This repository provides a modular, extensible, flexible, and reusable AI agent framework for textual span annotation tasks, primarily targeted at Named Entity Recognition (NER) and similar applications requiring the identification of spans within a textual corpus.
The system is built on top of the LangGraph framework, which allows the construction and execution of graph-structured pipelines. Nodes within the pipeline can be easily modified or extended, enabling rapid adaptation to project-specific requirements.
The agent supports two primary pipeline configurations:
-
Local Model Pipeline (via llama.cpp):
- Designed for use with local inference models.

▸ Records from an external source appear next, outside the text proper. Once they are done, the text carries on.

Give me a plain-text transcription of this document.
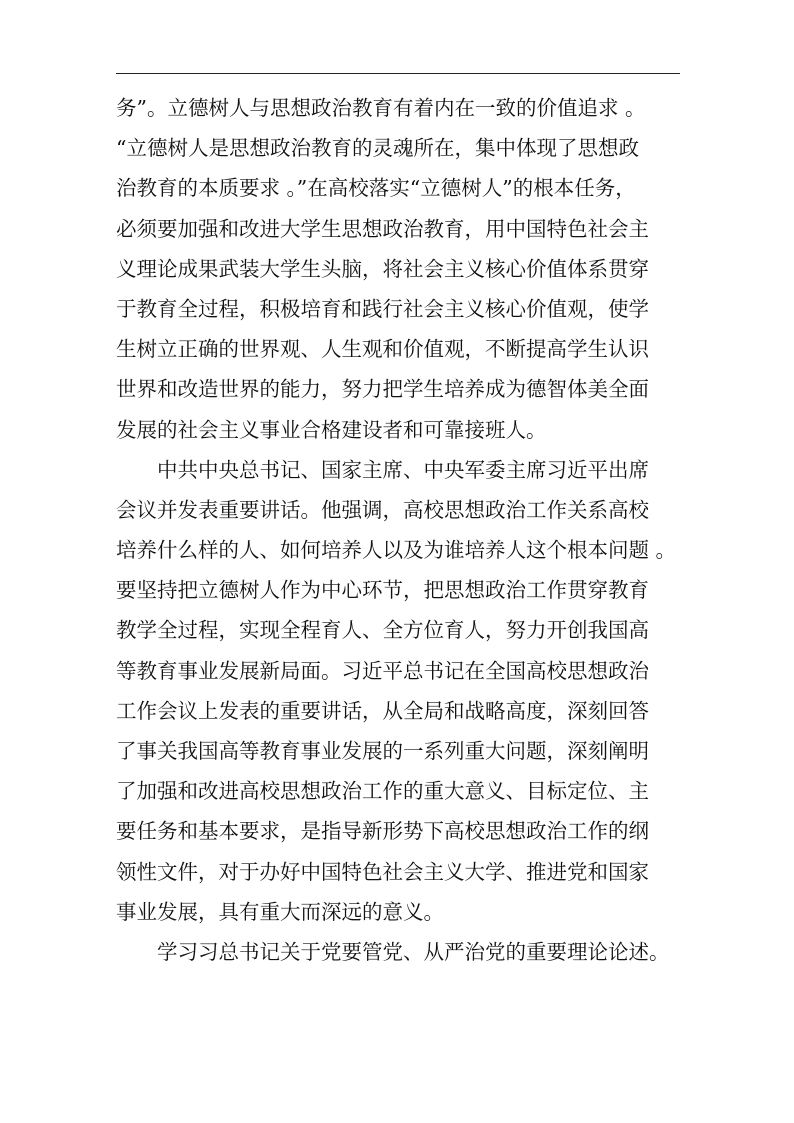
务”。立德树人与思想政治教育有着内在一致的价值追求 。
“立德树人是思想政治教育的灵魂所在，集中体现了思想政
治教育的本质要求 。”在高校落实“立德树人”的根本任务，
必须要加强和改进大学生思想政治教育，用中国特色社会主
义理论成果武装大学生头脑，将社会主义核心价值体系贯穿
于教育全过程，积极培育和践行社会主义核心价值观，使学
生树立正确的世界观、人生观和价值观，不断提高学生认识
世界和改造世界的能力，努力把学生培养成为德智体美全面
发展的社会主义事业合格建设者和可靠接班人。
中共中央总书记、国家主席、中央军委主席习近平出席
会议并发表重要讲话。他强调，高校思想政治工作关系高校
培养什么样的人、如何培养人以及为谁培养人这个根本问题 。
要坚持把立德树人作为中心环节，把思想政治工作贯穿教育
教学全过程，实现全程育人、全方位育人，努力开创我国高
等教育事业发展新局面。习近平总书记在全国高校思想政治
工作会议上发表的重要讲话，从全局和战略高度，深刻回答
了事关我国高等教育事业发展的一系列重大问题，深刻阐明
了加强和改进高校思想政治工作的重大意义、目标定位、主
要任务和基本要求，是指导新形势下高校思想政治工作的纲
领性文件，对于办好中国特色社会主义大学、推进党和国家
事业发展，具有重大而深远的意义。
学习习总书记关于党要管党、从严治党的重要理论论述。
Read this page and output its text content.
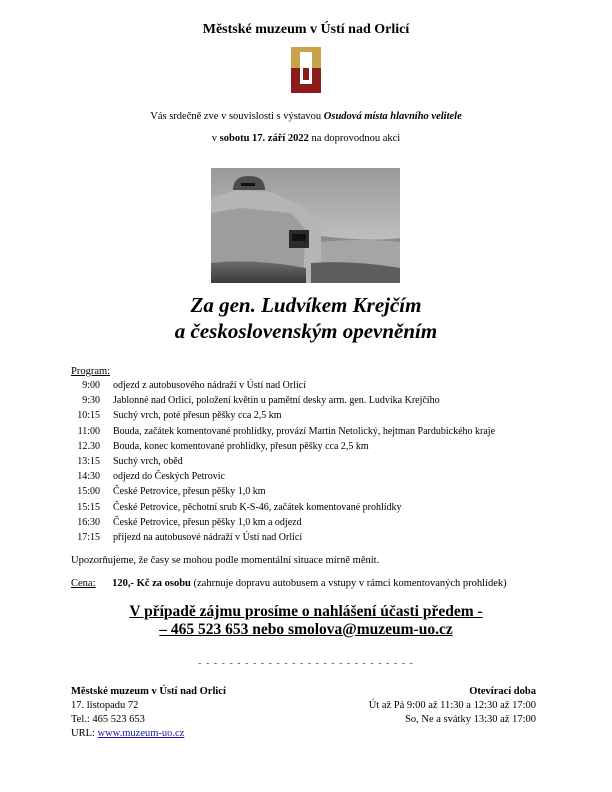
Městské muzeum v Ústí nad Orlicí
Vás srdečně zve v souvislosti s výstavou Osudová místa hlavního velitele
v sobotu 17. září 2022 na doprovodnou akci
Za gen. Ludvíkem Krejčím
a československým opevněním
Program:
9:00 odjezd z autobusového nádraží v Ústí nad Orlicí
9:30 Jablonné nad Orlicí, položení květin u pamětní desky arm. gen. Ludvíka Krejčího
10:15 Suchý vrch, poté přesun pěšky cca 2,5 km
11:00 Bouda, začátek komentované prohlídky, provází Martin Netolický, hejtman Pardubického kraje
12.30 Bouda, konec komentované prohlídky, přesun pěšky cca 2,5 km
13:15 Suchý vrch, oběd
14:30 odjezd do Českých Petrovic
15:00 České Petrovice, přesun pěšky 1,0 km
15:15 České Petrovice, pěchotní srub K-S-46, začátek komentované prohlídky
16:30 České Petrovice, přesun pěšky 1,0 km a odjezd
17:15 příjezd na autobusové nádraží v Ústí nad Orlicí
Upozorňujeme, že časy se mohou podle momentální situace mírně měnit.
Cena: 120,- Kč za osobu (zahrnuje dopravu autobusem a vstupy v rámci komentovaných prohlídek)
V případě zájmu prosíme o nahlášení účasti předem -
– 465 523 653 nebo smolova@muzeum-uo.cz
- - - - - - - - - - - - - - - - - - - - - - - - - - - -
Městské muzeum v Ústí nad Orlicí
17. listopadu 72
Tel.: 465 523 653
URL: www.muzeum-uo.cz
Otevírací doba
Út až Pá 9:00 až 11:30 a 12:30 až 17:00
So, Ne a svátky 13:30 až 17:00
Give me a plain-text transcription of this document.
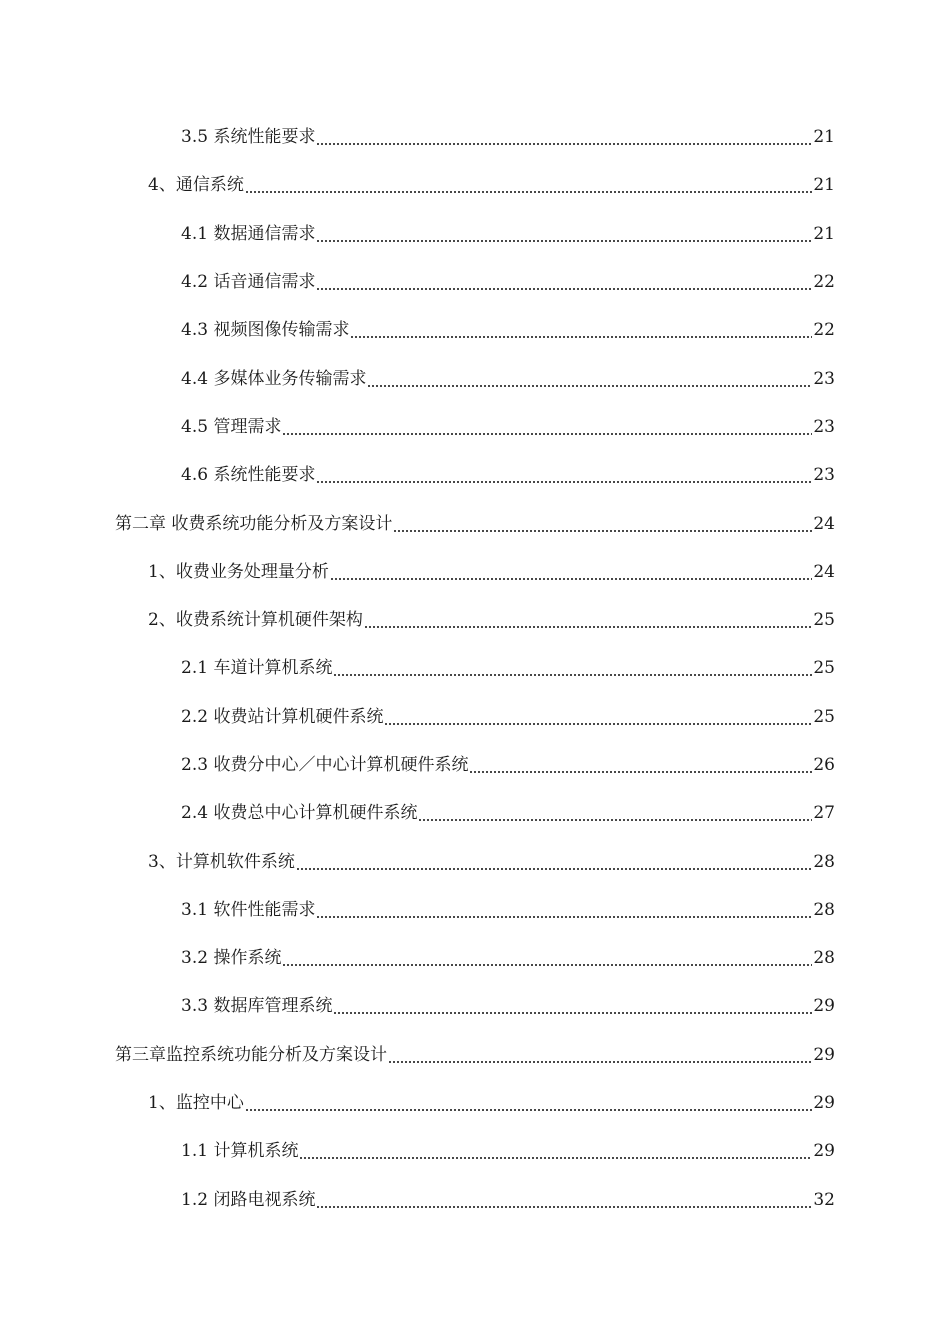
3.5 系统性能要求	21
4、通信系统	21
4.1 数据通信需求	21
4.2 话音通信需求	22
4.3 视频图像传输需求	22
4.4 多媒体业务传输需求	23
4.5 管理需求	23
4.6 系统性能要求	23
第二章 收费系统功能分析及方案设计	24
1、收费业务处理量分析	24
2、收费系统计算机硬件架构	25
2.1 车道计算机系统	25
2.2 收费站计算机硬件系统	25
2.3 收费分中心／中心计算机硬件系统	26
2.4 收费总中心计算机硬件系统	27
3、计算机软件系统	28
3.1 软件性能需求	28
3.2 操作系统	28
3.3 数据库管理系统	29
第三章监控系统功能分析及方案设计	29
1、监控中心	29
1.1 计算机系统	29
1.2 闭路电视系统	32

- Suitable for privacy-sensitive projects or environments with constrained internet access.
-
API-Based Pipelines:
- With Span Refinement (Chain-of-Thought loop): Incorporates a feedback loop to iteratively refine span extraction.

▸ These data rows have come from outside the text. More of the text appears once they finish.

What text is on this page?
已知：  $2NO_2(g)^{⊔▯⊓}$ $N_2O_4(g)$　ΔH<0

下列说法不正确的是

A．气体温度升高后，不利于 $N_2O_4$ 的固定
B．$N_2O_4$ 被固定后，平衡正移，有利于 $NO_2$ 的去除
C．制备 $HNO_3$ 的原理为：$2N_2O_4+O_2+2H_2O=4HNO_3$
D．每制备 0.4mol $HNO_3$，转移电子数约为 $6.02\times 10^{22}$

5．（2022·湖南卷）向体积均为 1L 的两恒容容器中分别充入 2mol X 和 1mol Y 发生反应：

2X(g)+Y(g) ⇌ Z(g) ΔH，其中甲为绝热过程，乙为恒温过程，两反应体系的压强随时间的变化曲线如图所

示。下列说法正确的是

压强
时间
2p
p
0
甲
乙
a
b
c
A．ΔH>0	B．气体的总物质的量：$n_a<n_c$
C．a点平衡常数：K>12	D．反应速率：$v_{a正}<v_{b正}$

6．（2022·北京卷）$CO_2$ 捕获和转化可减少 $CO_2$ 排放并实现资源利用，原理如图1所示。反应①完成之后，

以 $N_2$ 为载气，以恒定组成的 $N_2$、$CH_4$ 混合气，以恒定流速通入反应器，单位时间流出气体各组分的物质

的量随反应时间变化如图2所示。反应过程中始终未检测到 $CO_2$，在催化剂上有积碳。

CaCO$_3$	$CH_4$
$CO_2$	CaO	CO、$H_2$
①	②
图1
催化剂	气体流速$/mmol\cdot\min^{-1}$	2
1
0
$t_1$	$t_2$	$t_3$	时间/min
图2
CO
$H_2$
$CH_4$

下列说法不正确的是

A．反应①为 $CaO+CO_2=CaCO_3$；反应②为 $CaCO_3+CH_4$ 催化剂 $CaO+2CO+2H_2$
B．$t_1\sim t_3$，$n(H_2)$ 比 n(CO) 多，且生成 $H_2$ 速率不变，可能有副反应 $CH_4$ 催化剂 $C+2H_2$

- Without Span Refinement: A faster, simpler pipeline that skips refinement steps.
These configurations enable users to choose the best production strategy based on hardware availability and privacy requirements.
annotation-agent/
├── config/ # Model configurations, API call setups, and prompt definitions
├── data/
│ ├── checkpoint/ # Stores checkpoint.json for resumable execution
│ ├── raw/ # Input data in JSONL format to be annotated
│ └── output/ # Annotated output in append mode
├── local_llm/ # Contiene modello Locale Llamacpp (if any)

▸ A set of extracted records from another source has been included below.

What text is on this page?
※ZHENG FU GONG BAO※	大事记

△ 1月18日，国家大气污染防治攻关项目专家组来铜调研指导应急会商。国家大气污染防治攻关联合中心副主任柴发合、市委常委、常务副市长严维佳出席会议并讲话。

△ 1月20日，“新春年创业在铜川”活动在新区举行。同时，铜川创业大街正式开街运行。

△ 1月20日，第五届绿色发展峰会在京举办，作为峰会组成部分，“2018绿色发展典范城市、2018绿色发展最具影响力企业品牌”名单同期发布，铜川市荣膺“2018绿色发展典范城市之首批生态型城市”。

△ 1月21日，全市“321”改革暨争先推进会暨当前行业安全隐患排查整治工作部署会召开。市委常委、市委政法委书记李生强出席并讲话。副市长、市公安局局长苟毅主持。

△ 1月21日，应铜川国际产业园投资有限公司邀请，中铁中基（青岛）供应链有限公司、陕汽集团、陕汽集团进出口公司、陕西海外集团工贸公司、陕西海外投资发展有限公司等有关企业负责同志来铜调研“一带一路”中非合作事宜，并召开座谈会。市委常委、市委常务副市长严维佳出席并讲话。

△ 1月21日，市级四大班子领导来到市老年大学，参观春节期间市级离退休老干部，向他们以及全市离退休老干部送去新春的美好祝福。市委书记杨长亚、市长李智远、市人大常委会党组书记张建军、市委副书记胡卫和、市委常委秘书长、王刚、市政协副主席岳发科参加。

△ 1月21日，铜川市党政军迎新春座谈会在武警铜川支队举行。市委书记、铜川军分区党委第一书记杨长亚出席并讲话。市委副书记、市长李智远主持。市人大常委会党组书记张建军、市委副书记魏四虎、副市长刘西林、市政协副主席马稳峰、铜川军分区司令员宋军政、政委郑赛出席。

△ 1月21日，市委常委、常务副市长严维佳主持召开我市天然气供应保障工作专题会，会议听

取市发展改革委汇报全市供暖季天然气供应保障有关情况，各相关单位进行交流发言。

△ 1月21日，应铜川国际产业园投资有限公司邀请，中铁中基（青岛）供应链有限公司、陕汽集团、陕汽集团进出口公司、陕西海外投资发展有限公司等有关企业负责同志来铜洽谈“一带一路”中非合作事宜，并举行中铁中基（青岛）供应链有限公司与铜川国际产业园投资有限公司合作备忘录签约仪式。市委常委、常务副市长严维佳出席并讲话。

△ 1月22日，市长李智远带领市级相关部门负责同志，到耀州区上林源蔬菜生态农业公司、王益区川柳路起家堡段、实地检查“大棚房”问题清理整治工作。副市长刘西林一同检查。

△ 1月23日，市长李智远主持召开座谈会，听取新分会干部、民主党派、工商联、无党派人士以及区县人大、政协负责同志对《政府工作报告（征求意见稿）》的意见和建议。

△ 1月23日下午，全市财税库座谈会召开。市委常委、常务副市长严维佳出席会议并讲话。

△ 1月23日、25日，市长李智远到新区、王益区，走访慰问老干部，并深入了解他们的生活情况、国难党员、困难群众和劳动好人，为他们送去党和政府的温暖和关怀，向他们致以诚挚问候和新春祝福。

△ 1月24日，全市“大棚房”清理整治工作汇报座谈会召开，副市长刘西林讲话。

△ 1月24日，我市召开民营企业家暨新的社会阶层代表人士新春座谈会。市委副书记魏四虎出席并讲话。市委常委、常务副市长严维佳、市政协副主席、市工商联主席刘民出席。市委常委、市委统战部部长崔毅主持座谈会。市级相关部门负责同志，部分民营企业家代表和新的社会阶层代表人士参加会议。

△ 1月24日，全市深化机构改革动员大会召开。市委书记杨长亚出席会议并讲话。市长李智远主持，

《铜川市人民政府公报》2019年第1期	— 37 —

├── log/ # Logging of token/cost usage and execution metadata
├── nodes/ # Definition of custom LangGraph node classes
├── states/ # Graph state definitions
├── pipelines/ # Pipelines, graph definitions of flows of nodes and edges
├── utils/ # Cost estimator, helpers, and common utility scripts
├── main.py # Execution script to run one or more pipelines
├── requirements.txt # Required Python dependencies
└── README.md # Project documentation
Input Format:
-
The input data in
data/raw/
must be in JSON Lines (.jsonl
) format. -
Keys and structure of these documents must be adjusted in:
- The custom node logic files in
nodes/
- The
run_pipeline
function inmain.py
- The custom node logic files in
Output Format:
The data/output/
folder will receive annotated spans in the JSONL format (example schema)
Checkpointing:
-
data/checkpoint/checkpoint.json
must be initialized to enable resumability:{ "checkpoint": 0 }
-
This index tracks the item in the dataset where annotation should resume in case of interruption.
To initialize the project correctly, run the following commands:
mkdir -p data/checkpoint
mkdir -p data/raw
mkdir -p data/output
mkdir -p logs
# Initialize the checkpoint file
cat <<EOF > data/checkpoint/checkpoint.json
{
"checkpoint": 0
}
EOF
A utility is provided in utils/
to estimate API usage cost. Initially configured for Google's Gemini model (input/output inference), this can be easily adapted to any API service of choice.
Significant portions of the codebase are marked with # CUSTOM LOGIC
comments. These are placeholders for adapting the agent to a specific use case. In particular, they should be revised to:
- Reflect the correct input keys for your data format
- Apply logic specific to your annotation schema
This annotation agent has been applied to various tasks, this is a short list with my previous use cases:
- Detection of disinformation signals (My last use, code is implemeted for this task!)
- Targeted Named Entity Recognition of specific entity types
- Generic NER for the creation of pretraining corpora
To install the required Python dependencies:
pip install -r requirements.txt
You can also define a .yaml fiel with settings of your API or cpp LLM, for example:
API LLM used setting:
model_name: gemini-2.0-flash-001
daily_cost_threshold: 10.0
n_ctx: 800
temperature: 0.7
top_p: 0.9
top_k: 40
max_output_tokens: 1250
api_key: YOUR_GEMINI_APIKEY
For Local LLM, I have used a quantized GGUF LLM model by Google Gemma 3:
model_name: "google_gemma-3-12b-it-Q8_0.gguf"
model_directory: "./llm"
#grammar_path: "./config/JSONgrammar.gbnf"
grammar_path: null
n_gpu_layers: -1
n_ctx: 2048
n_batch: 1024
verbose: false
repeat_penalty: 1.12
temperature: 0.15
top_k: 20
top_p: 0.15
streaming: false
user_input_limit: 1000
Feel free to use and adapt this annotation agent for any span-based annotation needs in your projects. Its flexible design allows integration with diverse language models and annotation schemes.